I need to compute a weighted F1-score in such a way to penalize more errors over my least popular label (typical binary classification problem with an unbalanced dataset). Unfortunately, I don't get a valid F1-score. The followings are my metrics functions:

def sensitivity(y_true, y_pred):
    true_positives = K.sum(K.round(K.clip(y_true * y_pred, 0, 1)))
    possible_positives = K.sum(K.round(K.clip(y_true, 0, 1)))
    return true_positives / (possible_positives + K.epsilon())

def specificity(y_true, y_pred):
    true_negatives = K.sum(K.round(K.clip((1-y_true) * (1-y_pred), 0, 1)))
    possible_negatives = K.sum(K.round(K.clip(1-y_true, 0, 1)))
    return true_negatives / (possible_negatives + K.epsilon())

def f1(y_true, y_pred):
    def recall(y_true, y_pred):
        true_positives = K.sum(K.round(K.clip(y_true * y_pred, 0, 1)))
        possible_positives = K.sum(K.round(K.clip(y_true, 0, 1)))
        recall = true_positives / (possible_positives + K.epsilon())
        return recall

    def precision(y_true, y_pred):
        true_positives = K.sum(K.round(K.clip(y_true * y_pred, 0, 1)))
        predicted_positives = K.sum(K.round(K.clip(y_pred, 0, 1)))
        precision = true_positives / (predicted_positives + K.epsilon())
        return precision
    precision = precision(y_true, y_pred)
    recall = recall(y_true, y_pred)
    return 2*((precision*recall)/(precision+recall)) 

model.compile(loss='binary_crossentropy',
              optimizer=RMSprop(0.001),
              metrics=[sensitivity, specificity, 'accuracy', f1])

and here I train the model and do evaluation:

model.fit(x_train, y_train, epochs=12, batch_size=32, verbose=1, class_weight=class_weights_dict, validation_split=0.3)
classes = model.predict(x_test)
loss_and_metrics = model.evaluate(x_test, y_test, batch_size=128, verbose=1)

I always get nan as f1score - is something wrong conceptually or programmatically?

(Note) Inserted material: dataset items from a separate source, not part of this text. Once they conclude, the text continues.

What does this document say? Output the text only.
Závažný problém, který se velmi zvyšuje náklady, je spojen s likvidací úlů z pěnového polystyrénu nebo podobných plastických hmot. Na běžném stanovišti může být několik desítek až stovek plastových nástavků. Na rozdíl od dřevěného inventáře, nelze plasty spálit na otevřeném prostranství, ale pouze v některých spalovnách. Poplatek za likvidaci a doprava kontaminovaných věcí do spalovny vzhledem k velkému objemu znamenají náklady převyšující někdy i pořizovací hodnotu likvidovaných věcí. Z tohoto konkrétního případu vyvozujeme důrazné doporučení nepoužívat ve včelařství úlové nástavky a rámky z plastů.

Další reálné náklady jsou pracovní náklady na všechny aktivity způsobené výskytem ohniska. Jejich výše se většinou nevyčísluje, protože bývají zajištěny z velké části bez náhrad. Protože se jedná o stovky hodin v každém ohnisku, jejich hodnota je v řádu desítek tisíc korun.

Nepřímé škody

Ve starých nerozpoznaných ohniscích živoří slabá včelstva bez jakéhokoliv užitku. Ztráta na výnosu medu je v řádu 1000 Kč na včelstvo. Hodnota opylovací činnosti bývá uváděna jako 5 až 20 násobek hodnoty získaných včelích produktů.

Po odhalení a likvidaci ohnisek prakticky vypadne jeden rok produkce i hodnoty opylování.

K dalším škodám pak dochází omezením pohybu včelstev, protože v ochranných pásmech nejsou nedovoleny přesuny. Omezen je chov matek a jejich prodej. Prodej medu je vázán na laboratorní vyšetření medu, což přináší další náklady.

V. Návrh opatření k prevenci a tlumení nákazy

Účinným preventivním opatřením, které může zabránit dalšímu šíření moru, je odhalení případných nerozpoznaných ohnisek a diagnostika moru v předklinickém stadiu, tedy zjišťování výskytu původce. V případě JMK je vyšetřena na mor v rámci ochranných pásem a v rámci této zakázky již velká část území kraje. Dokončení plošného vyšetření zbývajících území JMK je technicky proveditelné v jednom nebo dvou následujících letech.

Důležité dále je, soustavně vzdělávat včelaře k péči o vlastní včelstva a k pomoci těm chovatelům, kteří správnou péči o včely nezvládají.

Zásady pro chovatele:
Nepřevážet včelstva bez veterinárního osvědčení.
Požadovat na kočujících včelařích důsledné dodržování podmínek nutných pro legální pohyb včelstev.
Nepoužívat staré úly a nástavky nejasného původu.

Because data are the same I used with another classifier of the scikit-learn library (SVM) and it succeeded.

These are results:

Epoch 1/12
5133/5133 [==============================] - 5s 976us/step - loss: 0.6955 - sensitivity: 0.0561 - specificity: 0.9377 - acc: 0.8712 - f1: nan - val_loss: 0.6884 - val_sensitivity: 0.8836 - val_specificity: 0.0000e+00 - val_acc: 0.0723 - val_f1: nan
Epoch 2/12
5133/5133 [==============================] - 5s 894us/step - loss: 0.6954 - sensitivity: 0.3865 - specificity: 0.5548 - acc: 0.5398 - f1: nan - val_loss: 0.6884 - val_sensitivity: 0.0000e+00 - val_specificity: 1.0000 - val_acc: 0.9277 - val_f1: nan
Epoch 3/12
5133/5133 [==============================] - 5s 925us/step - loss: 0.6953 - sensitivity: 0.3928 - specificity: 0.5823 - acc: 0.5696 - f1: nan - val_loss: 0.6884 - val_sensitivity: 0.0000e+00 - val_specificity: 1.0000 - val_acc: 0.9277 - val_f1: nan
Epoch 4/12
5133/5133 [==============================] - 5s 935us/step - loss: 0.6954 - sensitivity: 0.1309 - specificity: 0.8504 - acc: 0.7976 - f1: nan - val_loss: 0.6884 - val_sensitivity: 0.0000e+00 - val_specificity: 1.0000 - val_acc: 0.9277 - val_f1: nan
etc.

Final result:

[0.6859536773606656, 0.0, 1.0, 0.9321705426356589, nan]

Solution

Regarding the nan in your f1 metric:

If you look at the log, your validation sensitivity is 0. Which means your precision and recall are both zero as well. So in the f1 calculation you are dividing by zero and getting a nan.

Add K.epsilon(), as you have done in the other functions.

On a side note, judging by your loss, which had a negligible improvement on the train set, your network had learnt nothing. I'd advice you to start by increasing the number of epochs, make the network deeper and don't pass anything to the class_weight argument (you mention not using weighted computation yet, but your code does set some class weight).